Written by: George Pacheco on July 27th, 2015
Theatrical Release Date: USA, 2014
Director: David Gregory
Cast: Richard Stanley, Kier-La Janisse, Michael Gingold, Graham Humphreys, Edward R. Pressman, Robert Shaye, Tim Zinnemann, Fairuza Balk, Bruce Fuller, Marco Hofschneider, Rob Morrow
BluRay released: July 28th, 2015
Approximate running time: 99 minutes
Aspect Ratio: 1.78:1 Widescreen / 1080 Progressive / MPEG-4 AVC
Sound: LPCM Stereo English
BluRay Release: Severin Films
Region Coding: Region Free
Retail Price: $20.00
Severin Films founder David Gregory directs this excellent documentary, dissecting the unfortunate series of events which befell the infamously troubled 1996 production of The Island of Doctor Moreau.
Gregory’s film primarily sets its focus upon the director who was unceremoniously fired from the production, British filmmaker Richard Stanley, who at that point had earned some serious indie interest for his two stellar productions of Hardware and Dust Devil.
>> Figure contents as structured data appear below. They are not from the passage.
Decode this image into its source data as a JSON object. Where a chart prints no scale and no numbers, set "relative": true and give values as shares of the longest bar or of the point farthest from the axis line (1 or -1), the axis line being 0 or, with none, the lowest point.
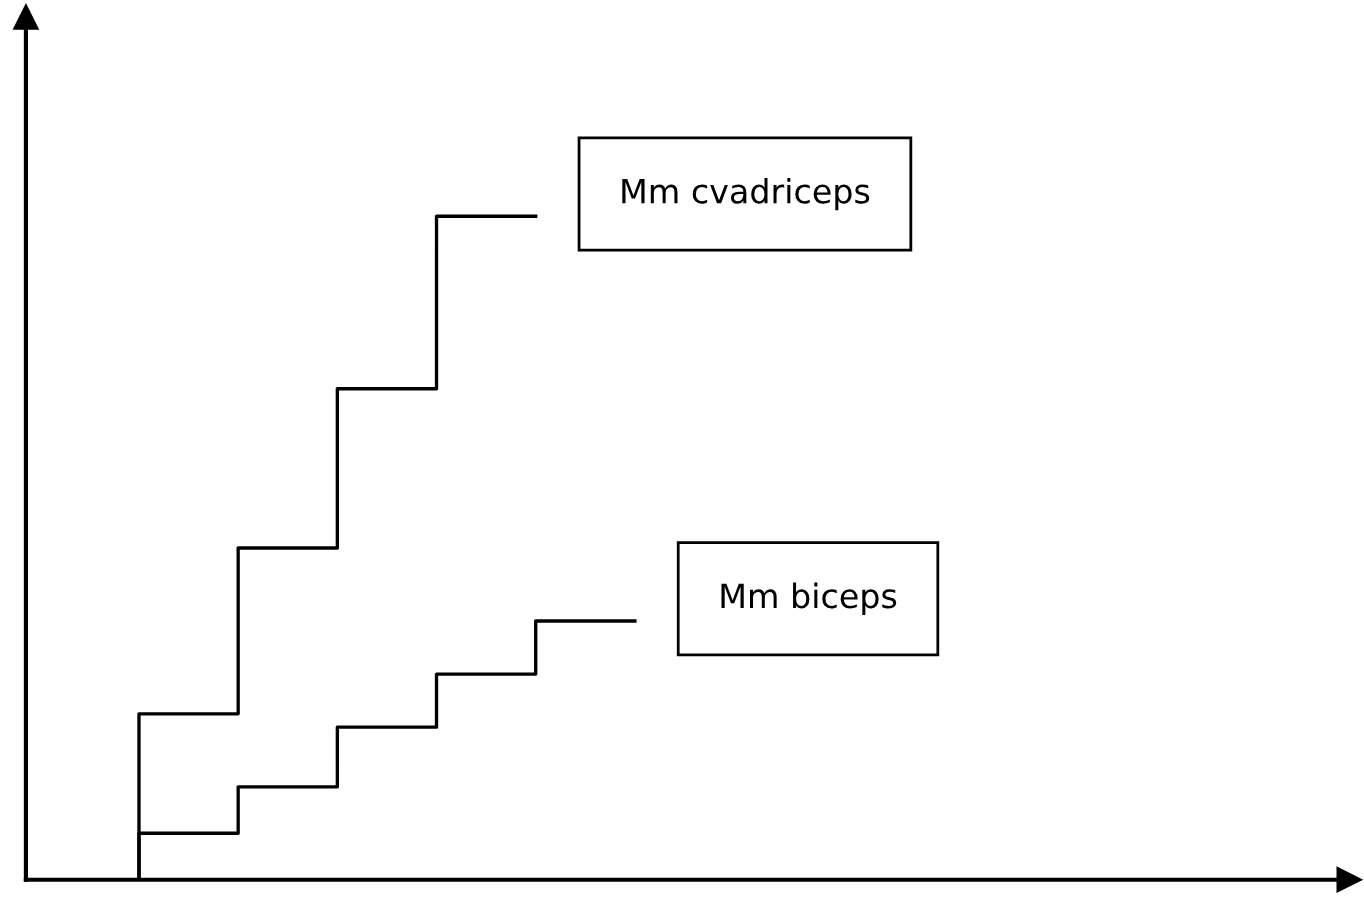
{
  "chart_data": {
    "type": "step",
    "relative": true,
    "tick_labels": false,
    "categories": [
      null,
      null,
      null,
      null,
      null,
      null
    ],
    "series": [
      {
        "name": "Mm cvadriceps",
        "color": "#000000",
        "values": [
          0,
          0.25,
          0.5,
          0.74,
          1.0,
          null
        ]
      },
      {
        "name": "Mm biceps",
        "color": "#000000",
        "values": [
          0,
          0.07,
          0.14,
          0.23,
          0.31,
          0.39
        ]
      }
    ]
  }
}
Stanley is simultaneously dry, witty and funny as he tells his side of the tale, explaining how long the ideas churned within his head before the auteur eventually found his way to writing up a screenplay. There’s an ever-present twinkle in Stanley’s eye and a slight smirk on his lips and he reveals fascinating details about the production, despite the obvious pain and disappointment the whole experience likely left him with at the end of the day.
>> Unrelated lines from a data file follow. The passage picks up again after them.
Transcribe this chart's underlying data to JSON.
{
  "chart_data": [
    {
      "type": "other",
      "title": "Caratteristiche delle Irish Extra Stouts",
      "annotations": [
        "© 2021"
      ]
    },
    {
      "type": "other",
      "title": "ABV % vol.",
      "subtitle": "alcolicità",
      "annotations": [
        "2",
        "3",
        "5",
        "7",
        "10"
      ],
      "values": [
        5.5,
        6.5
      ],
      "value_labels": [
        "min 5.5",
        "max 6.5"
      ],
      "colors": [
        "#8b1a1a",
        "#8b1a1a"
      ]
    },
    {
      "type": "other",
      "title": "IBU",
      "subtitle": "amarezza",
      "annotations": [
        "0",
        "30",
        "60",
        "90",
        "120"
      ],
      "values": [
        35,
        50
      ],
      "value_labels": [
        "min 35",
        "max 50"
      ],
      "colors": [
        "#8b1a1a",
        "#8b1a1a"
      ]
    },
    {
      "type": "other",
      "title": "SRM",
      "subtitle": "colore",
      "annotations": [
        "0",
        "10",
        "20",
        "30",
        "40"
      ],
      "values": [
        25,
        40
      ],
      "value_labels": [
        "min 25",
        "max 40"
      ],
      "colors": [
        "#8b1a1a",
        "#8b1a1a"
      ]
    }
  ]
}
Gregory tracks down plenty of other folks involved with Moreau, as well, although actors David Thewlis and Val Kilmer are conspicuously absent from the proceedings. Still, members of cast (Fairuza Balk, Rob Morrow and the very funny Marco Hofschneider), crew, as well as production folk (New Line Cinema head honcho Bob Shaye) offer their own recollections about what went down, shot in a typical “talking head” documentary style, nicely augmented by some minor animation and colorful sequences showing Stanley’s original Doctor Moreau sketches.
There’s a real sense of tragic, “what was and what could’ve been” to Stanley’s tale, not entirely dissimilar to what many fans felt from the documentary Jodorowsky’s Dune; a sense that there really could’ve been an amazing-albeit probably un-filmable at the time-picture sprung forth from Stanley’s imagination, only to be replaced by the stitched-together (though still interesting) mess wrangled together by replacement director John Frankenheimer and crew.
Still, there’s a saying that all things happen for a reason, and, at the very least, Gregory’s documentary pulls back the curtain and reveals some very ugly factoids about some of the Hollywood heavy hitters who ran roughshod behind the scenes of this film (read: Val Kilmer was an asshole, Marlon Brando was totally off his rocker, and also kind of an asshole), while at the same time reminding all genre fans of just how imaginative and creative Richard Stanley is as a writer and director.
Here’s hoping that perhaps Lost Soul can coax out Stanley-who has delivered some anthology segments and shorts in recent years-back to the director’s chair for the balls-out, proper feature we all believe the man can still create.
Severin’s Blu-Ray of Lost Soul looks really good, with sharp colors and contrast to the new footage, while the archival footage is predictably rougher in comparison, but nostalgic for those who remember watching the final Moreau cut on VHS back in the day. The LPCM 2.0 is clear and glitch free, with optional English subtitles, to boot.
There are a bevy of extras on hand here, not the least of which is an extra hour-plus of interview outtakes from Stanley, Hofschneider and more, as well as original concept art from Stanley and his collaborator Graham Humphreys, with optional audio commentary. There is also a set report from Frankenheimer shot back in ’96, an audio interview with actress Barbara Steele (who was due to appear in the film as Moreau’s ex-wife) about her experiences with Stanley, as a handful of other featurettes, including one where Stanley himself goes to a screening of Lost Soul.
Severin have also released the film as a three disc edition with even more elaborate extras, including a 1921 version of The Island of Doctor Moreau thought to be lost, background history upon H.G. Wells’ original novel, as well as a CD-ROM audiobook of Stanley reading the author’s text. Consider either version to be essential viewing.